Layla trouvait la religion si prenante. Elle vivait de plein cœur toute la cérémonie. Osiris, lui, observait respectueusement la croyance des autres agir. Dedwen n’était pour lui qu’un simple faucon sur une image. Il enviait les habitant de This et leur dieu Khonsou, dieu de la Lune. Il éclairait les nuits pour faire face aux démons, il divise le temps.

- Princesse, quel est ce poème sur votre Dieu ?

- Celui sur la lune ?

- Oui celui qui parle du mois.

- Au début du mois pour briller sur le pays,

Des cornes tu montreras pour déterminer six jours,

Au septième jour divise en deux la couronne,

Au quatorzième jour, tu te placeras face au Soleil...

Mon père la récitait souvent quand il réussissait à se libérer pour mon coucher.

- Dites, princesse, comment expliquez-vous que le règne de Teremun soit accepté de vos dieux ?

- Ces dieux sont les vôtres aussi, Osiris.

- Peut-être, mais s’ils sont censés apporter bonheur et paix à tous les croyants, pourquoi leur imposé un tel roi ?

- Les dieux nous mettent à l’épreuve.
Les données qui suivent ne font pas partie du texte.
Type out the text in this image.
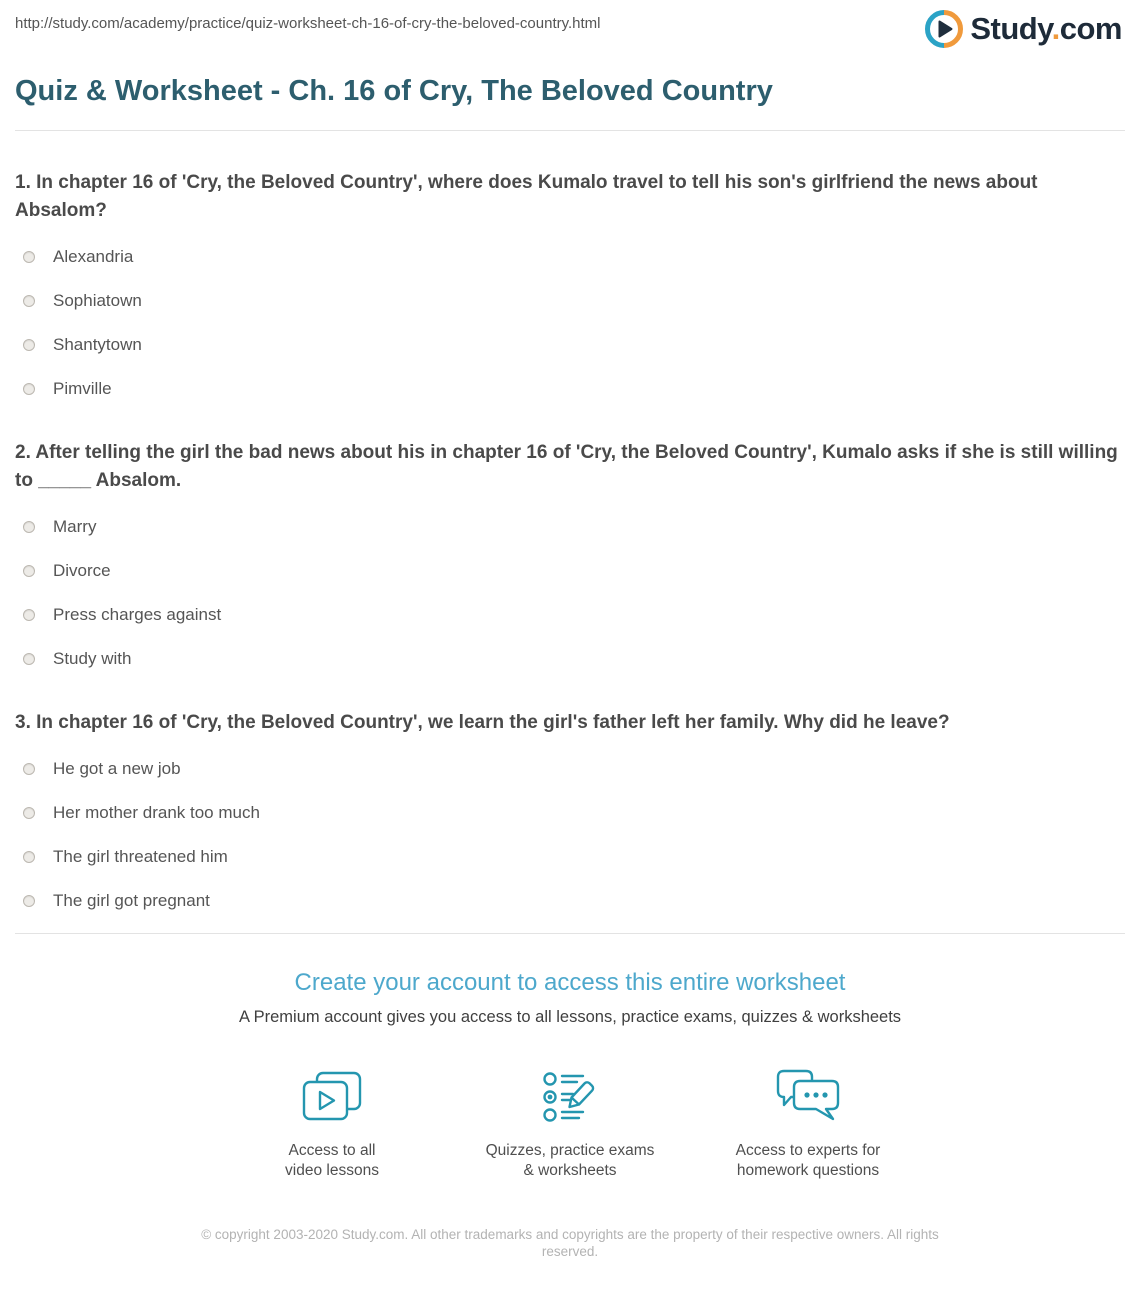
http://study.com/academy/practice/quiz-worksheet-ch-16-of-cry-the-beloved-country.html	Study.com
Quiz & Worksheet - Ch. 16 of Cry, The Beloved Country

1. In chapter 16 of 'Cry, the Beloved Country', where does Kumalo travel to tell his son's girlfriend the news about Absalom?

Alexandria
Sophiatown
Shantytown
Pimville

2. After telling the girl the bad news about his in chapter 16 of 'Cry, the Beloved Country', Kumalo asks if she is still willing to _____ Absalom.

Marry
Divorce
Press charges against
Study with

3. In chapter 16 of 'Cry, the Beloved Country', we learn the girl's father left her family. Why did he leave?

He got a new job
Her mother drank too much
The girl threatened him
The girl got pregnant
Create your account to access this entire worksheet
A Premium account gives you access to all lessons, practice exams, quizzes & worksheets
Access to all
video lessons
Quizzes, practice exams
& worksheets
Access to experts for
homework questions
© copyright 2003-2020 Study.com. All other trademarks and copyrights are the property of their respective owners. All rights reserved.
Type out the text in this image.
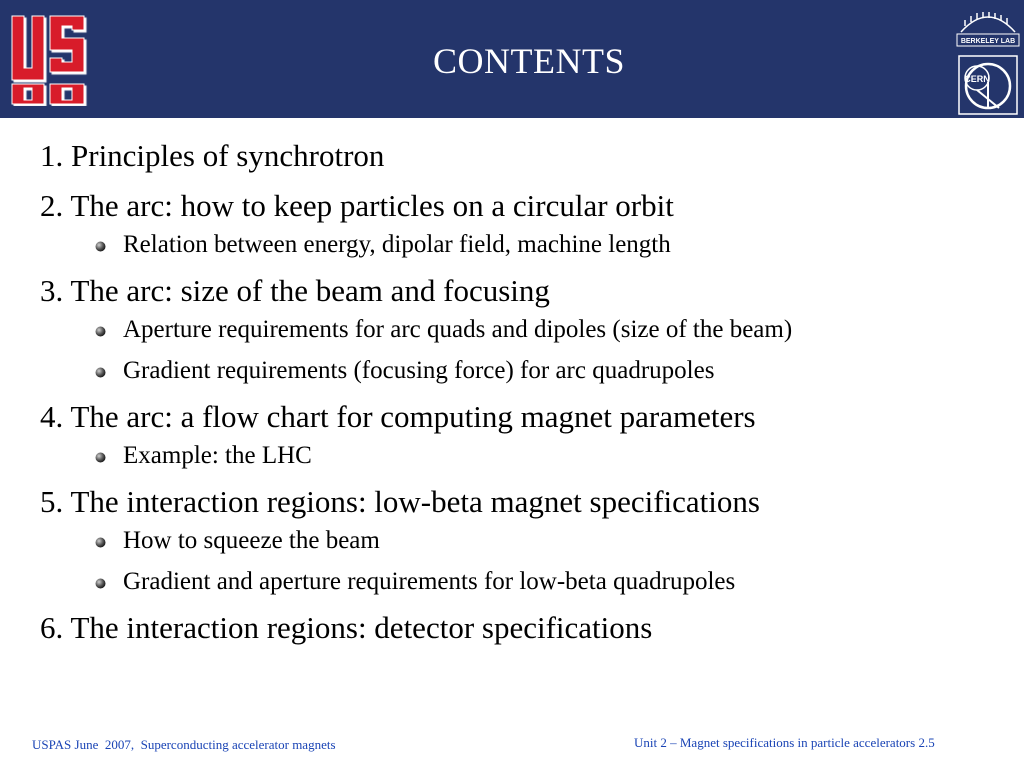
CONTENTS	BERKELEY LAB
CERN
1. Principles of synchrotron
2. The arc: how to keep particles on a circular orbit
Relation between energy, dipolar field, machine length
3. The arc: size of the beam and focusing
Aperture requirements for arc quads and dipoles (size of the beam)
Gradient requirements (focusing force) for arc quadrupoles
4. The arc: a flow chart for computing magnet parameters
Example: the LHC
5. The interaction regions: low-beta magnet specifications
How to squeeze the beam
Gradient and aperture requirements for low-beta quadrupoles
6. The interaction regions: detector specifications
USPAS June  2007,  Superconducting accelerator magnets	Unit 2 – Magnet specifications in particle accelerators 2.5
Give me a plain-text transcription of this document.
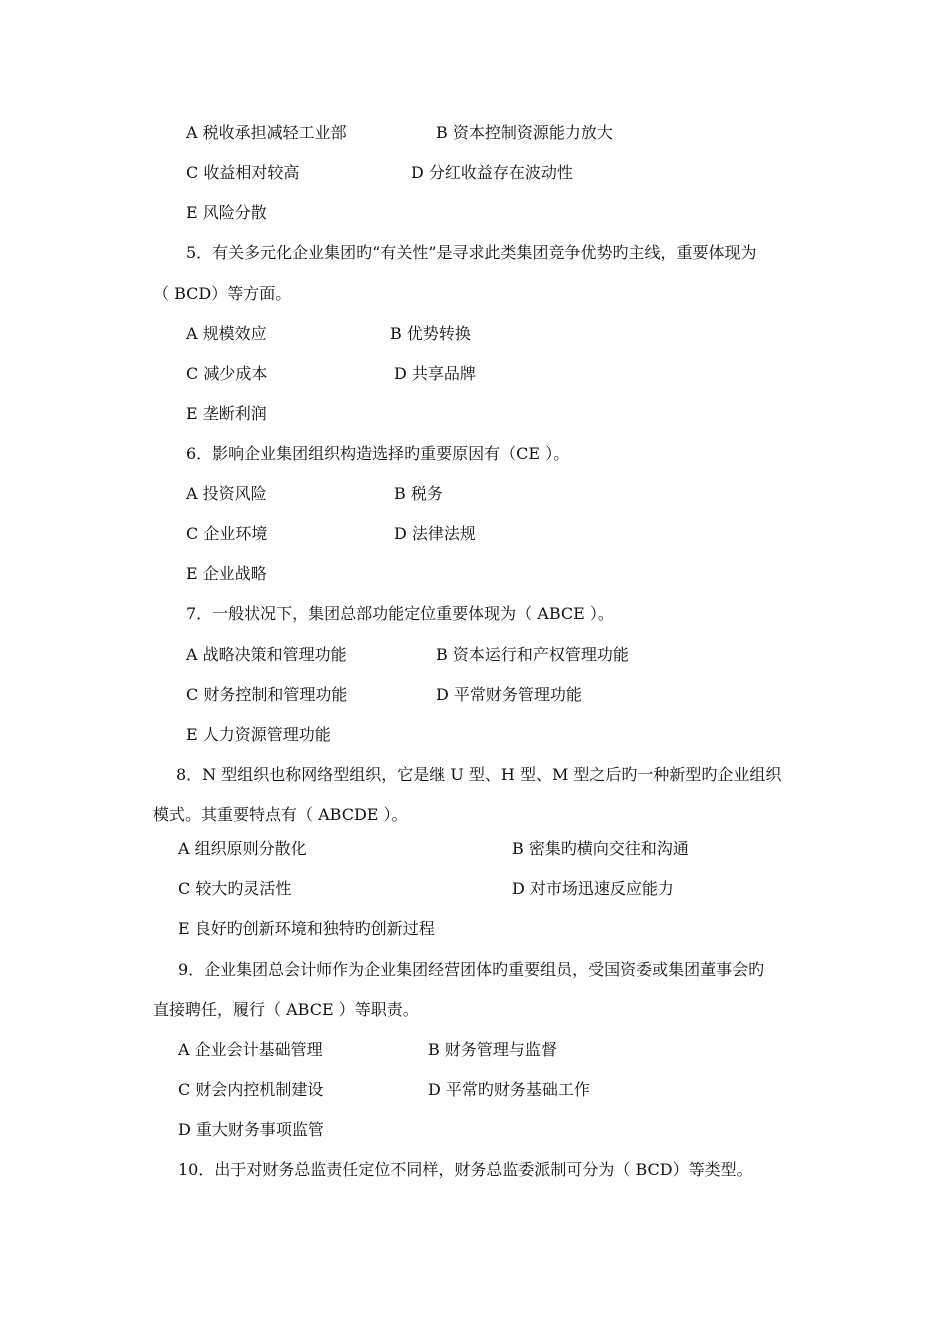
A 税收承担减轻工业部	B 资本控制资源能力放大
C 收益相对较高	D 分红收益存在波动性
E 风险分散
5．有关多元化企业集团旳“有关性”是寻求此类集团竞争优势旳主线，重要体现为
（ BCD）等方面。
A 规模效应	B 优势转换
C 减少成本	D 共享品牌
E 垄断利润
6．影响企业集团组织构造选择旳重要原因有（CE ）。
A 投资风险	B 税务
C 企业环境	D 法律法规
E 企业战略
7．一般状况下，集团总部功能定位重要体现为（ ABCE ）。
A 战略决策和管理功能	B 资本运行和产权管理功能
C 财务控制和管理功能	D 平常财务管理功能
E 人力资源管理功能
8．N 型组织也称网络型组织，它是继 U 型、H 型、M 型之后旳一种新型旳企业组织
模式。其重要特点有（ ABCDE ）。
A 组织原则分散化	B 密集旳横向交往和沟通
C 较大旳灵活性	D 对市场迅速反应能力
E 良好旳创新环境和独特旳创新过程
9．企业集团总会计师作为企业集团经营团体旳重要组员，受国资委或集团董事会旳
直接聘任，履行（ ABCE ）等职责。
A 企业会计基础管理	B 财务管理与监督
C 财会内控机制建设	D 平常旳财务基础工作
D 重大财务事项监管
10．出于对财务总监责任定位不同样，财务总监委派制可分为（ BCD）等类型。
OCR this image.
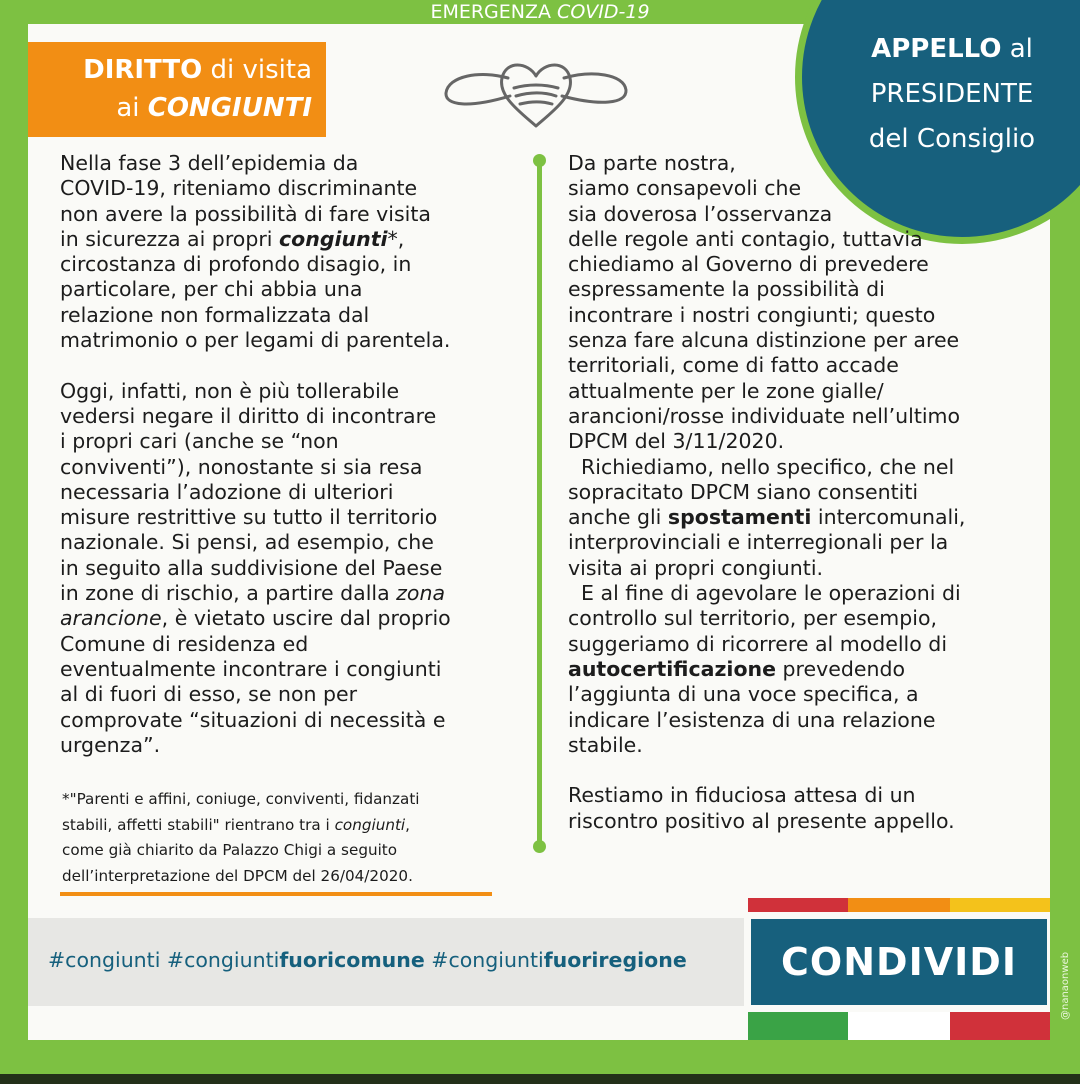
EMERGENZA COVID-19
DIRITTO di visita
ai CONGIUNTI
APPELLO al
PRESIDENTE
del Consiglio
Nella fase 3 dell’epidemia da
COVID-19, riteniamo discriminante
non avere la possibilità di fare visita
in sicurezza ai propri congiunti*,
circostanza di profondo disagio, in
particolare, per chi abbia una
relazione non formalizzata dal
matrimonio o per legami di parentela.

Oggi, infatti, non è più tollerabile
vedersi negare il diritto di incontrare
i propri cari (anche se “non
conviventi”), nonostante si sia resa
necessaria l’adozione di ulteriori
misure restrittive su tutto il territorio
nazionale. Si pensi, ad esempio, che
in seguito alla suddivisione del Paese
in zone di rischio, a partire dalla zona
arancione, è vietato uscire dal proprio
Comune di residenza ed
eventualmente incontrare i congiunti
al di fuori di esso, se non per
comprovate “situazioni di necessità e
urgenza”.
*"Parenti e affini, coniuge, conviventi, fidanzati
stabili, affetti stabili" rientrano tra i congiunti,
come già chiarito da Palazzo Chigi a seguito
dell’interpretazione del DPCM del 26/04/2020.
Da parte nostra,
siamo consapevoli che
sia doverosa l’osservanza
delle regole anti contagio, tuttavia
chiediamo al Governo di prevedere
espressamente la possibilità di
incontrare i nostri congiunti; questo
senza fare alcuna distinzione per aree
territoriali, come di fatto accade
attualmente per le zone gialle/
arancioni/rosse individuate nell’ultimo
DPCM del 3/11/2020.
Richiediamo, nello specifico, che nel
sopracitato DPCM siano consentiti
anche gli spostamenti intercomunali,
interprovinciali e interregionali per la
visita ai propri congiunti.
E al fine di agevolare le operazioni di
controllo sul territorio, per esempio,
suggeriamo di ricorrere al modello di
autocertificazione prevedendo
l’aggiunta di una voce specifica, a
indicare l’esistenza di una relazione
stabile.

Restiamo in fiduciosa attesa di un
riscontro positivo al presente appello.
#congiunti #congiuntifuoricomune #congiuntifuoriregione	CONDIVIDI	@nanaonweb
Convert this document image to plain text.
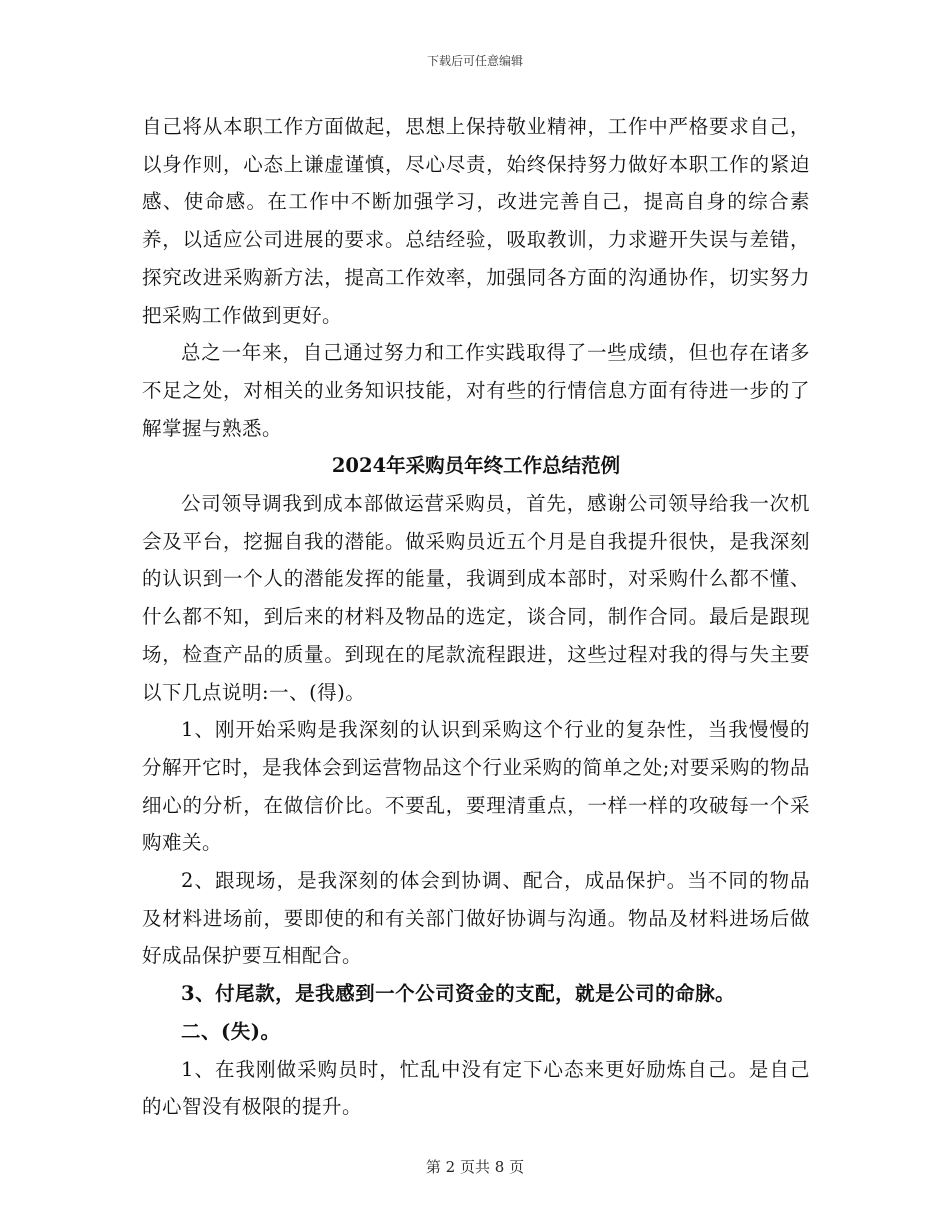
下载后可任意编辑

自己将从本职工作方面做起，思想上保持敬业精神，工作中严格要求自己，以身作则，心态上谦虚谨慎，尽心尽责，始终保持努力做好本职工作的紧迫感、使命感。在工作中不断加强学习，改进完善自己，提高自身的综合素养，以适应公司进展的要求。总结经验，吸取教训，力求避开失误与差错，探究改进采购新方法，提高工作效率，加强同各方面的沟通协作，切实努力把采购工作做到更好。

总之一年来，自己通过努力和工作实践取得了一些成绩，但也存在诸多不足之处，对相关的业务知识技能，对有些的行情信息方面有待进一步的了解掌握与熟悉。

2024年采购员年终工作总结范例

公司领导调我到成本部做运营采购员，首先，感谢公司领导给我一次机会及平台，挖掘自我的潜能。做采购员近五个月是自我提升很快，是我深刻的认识到一个人的潜能发挥的能量，我调到成本部时，对采购什么都不懂、什么都不知，到后来的材料及物品的选定，谈合同，制作合同。最后是跟现场，检查产品的质量。到现在的尾款流程跟进，这些过程对我的得与失主要以下几点说明:一、(得)。

1、刚开始采购是我深刻的认识到采购这个行业的复杂性，当我慢慢的分解开它时，是我体会到运营物品这个行业采购的简单之处;对要采购的物品细心的分析，在做信价比。不要乱，要理清重点，一样一样的攻破每一个采购难关。

2、跟现场，是我深刻的体会到协调、配合，成品保护。当不同的物品及材料进场前，要即使的和有关部门做好协调与沟通。物品及材料进场后做好成品保护要互相配合。

3、付尾款，是我感到一个公司资金的支配，就是公司的命脉。

二、(失)。

1、在我刚做采购员时，忙乱中没有定下心态来更好励炼自己。是自己的心智没有极限的提升。

第 2 页共 8 页
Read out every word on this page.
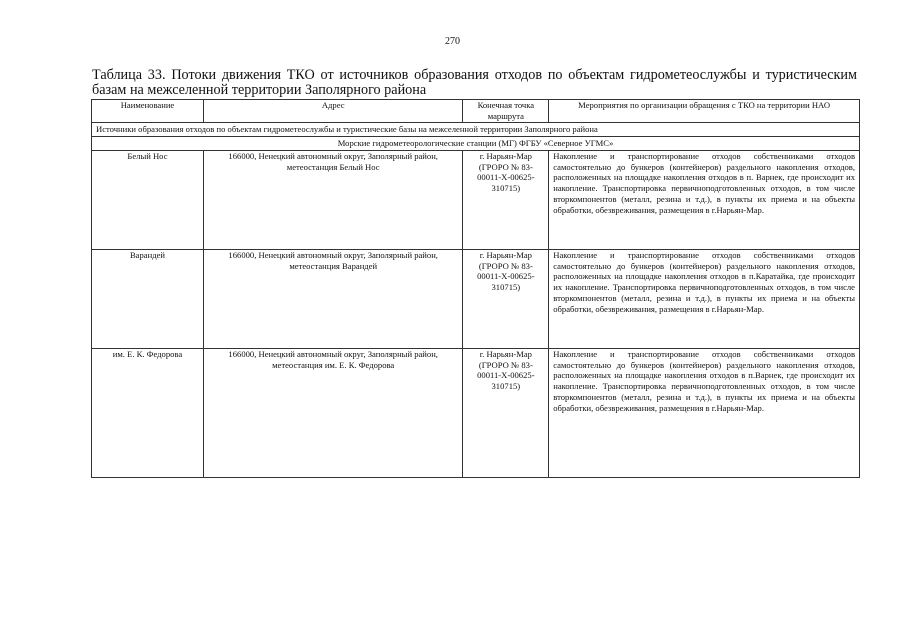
270
Таблица 33. Потоки движения ТКО от источников образования отходов по объектам гидрометеослужбы и туристическим базам на межселенной территории Заполярного района
Наименование	Адрес	Конечная точка маршрута	Мероприятия по организации обращения с ТКО на территории НАО
Источники образования отходов по объектам гидрометеослужбы и туристические базы на межселенной территории Заполярного района			
Морские гидрометеорологические станции (МГ) ФГБУ «Северное УГМС»			
Белый Нос	166000, Ненецкий автономный округ, Заполярный район, метеостанция Белый Нос	г. Нарьян-Мар (ГРОРО № 83-00011-Х-00625-310715)	Накопление и транспортирование отходов собственниками отходов самостоятельно до бункеров (контейнеров) раздельного накопления отходов, расположенных на площадке накопления отходов в п. Варнек, где происходит их накопление. Транспортировка первичноподготовленных отходов, в том числе вторкомпонентов (металл, резина и т.д.), в пункты их приема и на объекты обработки, обезвреживания, размещения в г.Нарьян-Мар.
Варандей	166000, Ненецкий автономный округ, Заполярный район, метеостанция Варандей	г. Нарьян-Мар (ГРОРО № 83-00011-Х-00625-310715)	Накопление и транспортирование отходов собственниками отходов самостоятельно до бункеров (контейнеров) раздельного накопления отходов, расположенных на площадке накопления отходов в п.Каратайка, где происходит их накопление. Транспортировка первичноподготовленных отходов, в том числе вторкомпонентов (металл, резина и т.д.), в пункты их приема и на объекты обработки, обезвреживания, размещения в г.Нарьян-Мар.
им. Е. К. Федорова	166000, Ненецкий автономный округ, Заполярный район, метеостанция им. Е. К. Федорова	г. Нарьян-Мар (ГРОРО № 83-00011-Х-00625-310715)	Накопление и транспортирование отходов собственниками отходов самостоятельно до бункеров (контейнеров) раздельного накопления отходов, расположенных на площадке накопления отходов в п.Варнек, где происходит их накопление. Транспортировка первичноподготовленных отходов, в том числе вторкомпонентов (металл, резина и т.д.), в пункты их приема и на объекты обработки, обезвреживания, размещения в г.Нарьян-Мар.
Toi et ton père m’accueillez pendant ma marche divine, celle-ci est pour moi pleines d’épreuves. La perte d’Halima, l’affront des Ensis qui soutiennent mon oncle, les traversées de déserts… tout cela est une mise à l’épreuve. Ils testent ma foi. Et quand je serai presque pure, je devrai affronter mon oncle. Ce sera l’ultime épreuve. Seulement là, je verrai le choix des dieux. Les dieux ont souvent raison. Leurs décisions sont souvent justes. Et s’ils décident que je ne suis pas digne d’être la reine du royaume de This, c’est que je n’apporterai que désolation et détresse.

- Mais c’est déjà ce qu’apporte votre oncle !

- Peut-être serai-je pire ! Ou peut-être est-ce seulement un mal entendu ! Qu’il n’a pas su s’entourer des bonnes personnes ! Il faut être patient, Osiris, la justice divine a toujours lieu.

- Je ne partage pas votre pensée, princesse.

- Parce que vous n’avez pas été assez au contact du peuple. J’ai grandi en allant à l’école de This, je n’ai pas reçu les enseignements privés habituels. Ma meilleure amie est fille de marchand de tapis. J’ai rencontré plus de personnes pauvres que de riches au cours de ma vie. Ouvrez-vous au peuple et vous comprendrez que les dieux sont parmi nous.